Amina Vandenheuvel (Redfox) à Breendonk le 8 mai : « Nous sommes assis sur les épaules de géants »

Photo Stefaan Van Parys

Le 8 mai, nous avons commémoré la victoire sur le fascisme. Le PTB a participé à une cérémonie d’hommage et un dépôt de fleurs au Fort de Breendonk. L’événement était organisé par la plateforme « Initiative 8 mai ». Amina Vandenheuvel a prononcé ce discours au nom de RedFox, le mouvement de jeunes du PTB.

Bonjour à tous et à toutes,

 

Breendonk, la première fois. Cela ne s’oublie pas.

J’avais déjà lu sur ce sujet. J'en avais vaguement entendu parler en cours d'histoire. J’avais même vu un documentaire à la télévision.

Mais Breendonk, la première fois, cela ne s’oublie pas.

Et si aujourd’hui je suis ici devant vous. Si nous sommes ici aujourd'hui.

C'est parce que nous sommes assis sur les épaules de géants.

Les géants, ce sont ces gens ordinaires qui ont combattu le fascisme.

Qui ont combattu la haine. La terreur. La déshumanisation.

Ces géants, c'étaient des gens comme vous et moi.

Souvent des jeunes. Qui avaient toute la vie devant eux. Mais qui étaient prêts à sacrifier leur vie pour l'humanité.

Je pense à Youra Livchitz. Un jeune homme d'une vingtaine d'années, originaire de Schaerbeek.

Le 19 avril 1943, à Boortmeerbeek, il a attaqué un convoi de déportation en direction d'Auschwitz, avec deux amis.

231 personnes se sont échappées. 231 personnes sont parvenues à s’enfuir du train.

Youra a été arrêté. Puis enfermé ici à Breendonk. Et exécuté à Schaerbeek.

Youra, c'est un géant.

Le texte continue sous la photo.

« Cela s’est déjà produit, cela peut donc se reproduire » , disait Primo Levi à propos du fascisme et des camps de concentration.
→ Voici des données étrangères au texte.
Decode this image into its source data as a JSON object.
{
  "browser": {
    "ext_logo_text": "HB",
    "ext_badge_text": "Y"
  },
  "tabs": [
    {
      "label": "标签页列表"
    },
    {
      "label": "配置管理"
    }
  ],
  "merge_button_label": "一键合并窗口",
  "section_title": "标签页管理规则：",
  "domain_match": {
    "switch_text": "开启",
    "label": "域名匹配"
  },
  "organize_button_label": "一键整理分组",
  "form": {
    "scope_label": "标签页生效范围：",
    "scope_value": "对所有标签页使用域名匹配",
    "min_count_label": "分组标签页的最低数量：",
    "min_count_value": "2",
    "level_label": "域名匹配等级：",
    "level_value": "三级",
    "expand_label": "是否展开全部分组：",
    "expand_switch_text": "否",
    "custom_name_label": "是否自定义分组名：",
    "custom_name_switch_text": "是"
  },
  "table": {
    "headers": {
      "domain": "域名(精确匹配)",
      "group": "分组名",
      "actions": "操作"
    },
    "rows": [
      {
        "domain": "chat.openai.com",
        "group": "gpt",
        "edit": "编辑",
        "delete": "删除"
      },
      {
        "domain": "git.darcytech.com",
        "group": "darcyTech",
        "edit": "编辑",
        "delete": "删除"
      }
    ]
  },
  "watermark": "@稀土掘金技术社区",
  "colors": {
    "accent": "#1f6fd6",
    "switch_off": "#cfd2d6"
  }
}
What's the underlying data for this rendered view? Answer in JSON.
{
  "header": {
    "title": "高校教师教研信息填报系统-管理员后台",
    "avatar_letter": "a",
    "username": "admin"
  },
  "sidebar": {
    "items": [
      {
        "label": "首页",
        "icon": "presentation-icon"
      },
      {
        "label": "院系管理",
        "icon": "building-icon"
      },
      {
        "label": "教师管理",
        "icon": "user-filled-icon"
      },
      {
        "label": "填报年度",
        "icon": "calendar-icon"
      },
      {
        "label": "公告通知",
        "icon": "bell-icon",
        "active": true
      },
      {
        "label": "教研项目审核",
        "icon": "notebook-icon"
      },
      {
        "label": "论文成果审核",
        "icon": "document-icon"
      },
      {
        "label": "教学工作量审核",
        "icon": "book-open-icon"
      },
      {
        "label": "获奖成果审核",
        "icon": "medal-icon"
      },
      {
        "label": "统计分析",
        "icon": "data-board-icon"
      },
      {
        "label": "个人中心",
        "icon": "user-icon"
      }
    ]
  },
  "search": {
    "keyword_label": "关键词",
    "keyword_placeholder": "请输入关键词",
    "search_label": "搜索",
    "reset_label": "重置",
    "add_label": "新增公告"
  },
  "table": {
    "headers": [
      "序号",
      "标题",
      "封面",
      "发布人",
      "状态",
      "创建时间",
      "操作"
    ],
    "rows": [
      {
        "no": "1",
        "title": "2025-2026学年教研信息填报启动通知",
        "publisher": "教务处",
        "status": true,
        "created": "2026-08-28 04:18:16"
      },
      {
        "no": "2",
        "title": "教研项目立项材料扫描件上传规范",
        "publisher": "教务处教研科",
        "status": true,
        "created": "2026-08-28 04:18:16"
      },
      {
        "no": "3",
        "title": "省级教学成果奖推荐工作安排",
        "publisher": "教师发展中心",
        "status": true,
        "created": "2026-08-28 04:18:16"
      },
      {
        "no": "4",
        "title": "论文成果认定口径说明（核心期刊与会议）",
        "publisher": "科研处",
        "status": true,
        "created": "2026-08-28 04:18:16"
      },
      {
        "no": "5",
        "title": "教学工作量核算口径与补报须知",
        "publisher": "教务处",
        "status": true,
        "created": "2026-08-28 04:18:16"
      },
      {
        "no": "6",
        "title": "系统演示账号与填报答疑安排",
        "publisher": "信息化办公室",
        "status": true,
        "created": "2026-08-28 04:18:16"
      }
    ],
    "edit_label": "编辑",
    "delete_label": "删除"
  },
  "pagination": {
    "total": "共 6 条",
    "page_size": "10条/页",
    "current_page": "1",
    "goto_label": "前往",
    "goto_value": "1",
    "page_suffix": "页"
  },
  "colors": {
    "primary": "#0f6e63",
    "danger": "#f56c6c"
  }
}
Et c'est pourquoi, en tant que jeune génération, nous devons faire ce que Youra a fait. Ne pas accepter. Ne pas détourner le regard. Agir.

Car entre-temps, la relève est là. En vêtements chics, avec des chaussures qui brillent et une cravate chère. Un sourire cynique aux lèvres, Dries Van Langenhove de « Schild en Vrienden » parle de « haine de soi » lorsqu'il évoque les visites scolaires à Breendonk.

Mais si l’on considère le souvenir de Breendonk comme une « haine de soi » , alors c’est qu’on se voit dans le rôle du bourreau, et non de la résistance.

C’est qu’on se voit dans le peloton d'exécution, et non dans Youra Livchitz.

Le 8 mai doit être un jour de combat. Contre l'extrême droite. Contre le fascisme.

Le 8 mai est la journée de la résistance. De ces gens ordinaires qui, un jour, ont décidé de dire « non ». Le 8 mai est la journée de Youra Livchitz et de ses amis. Le 8 mai est la journée de tous les jeunes qui, aujourd'hui, disent « non » à la haine de l'extrême droite.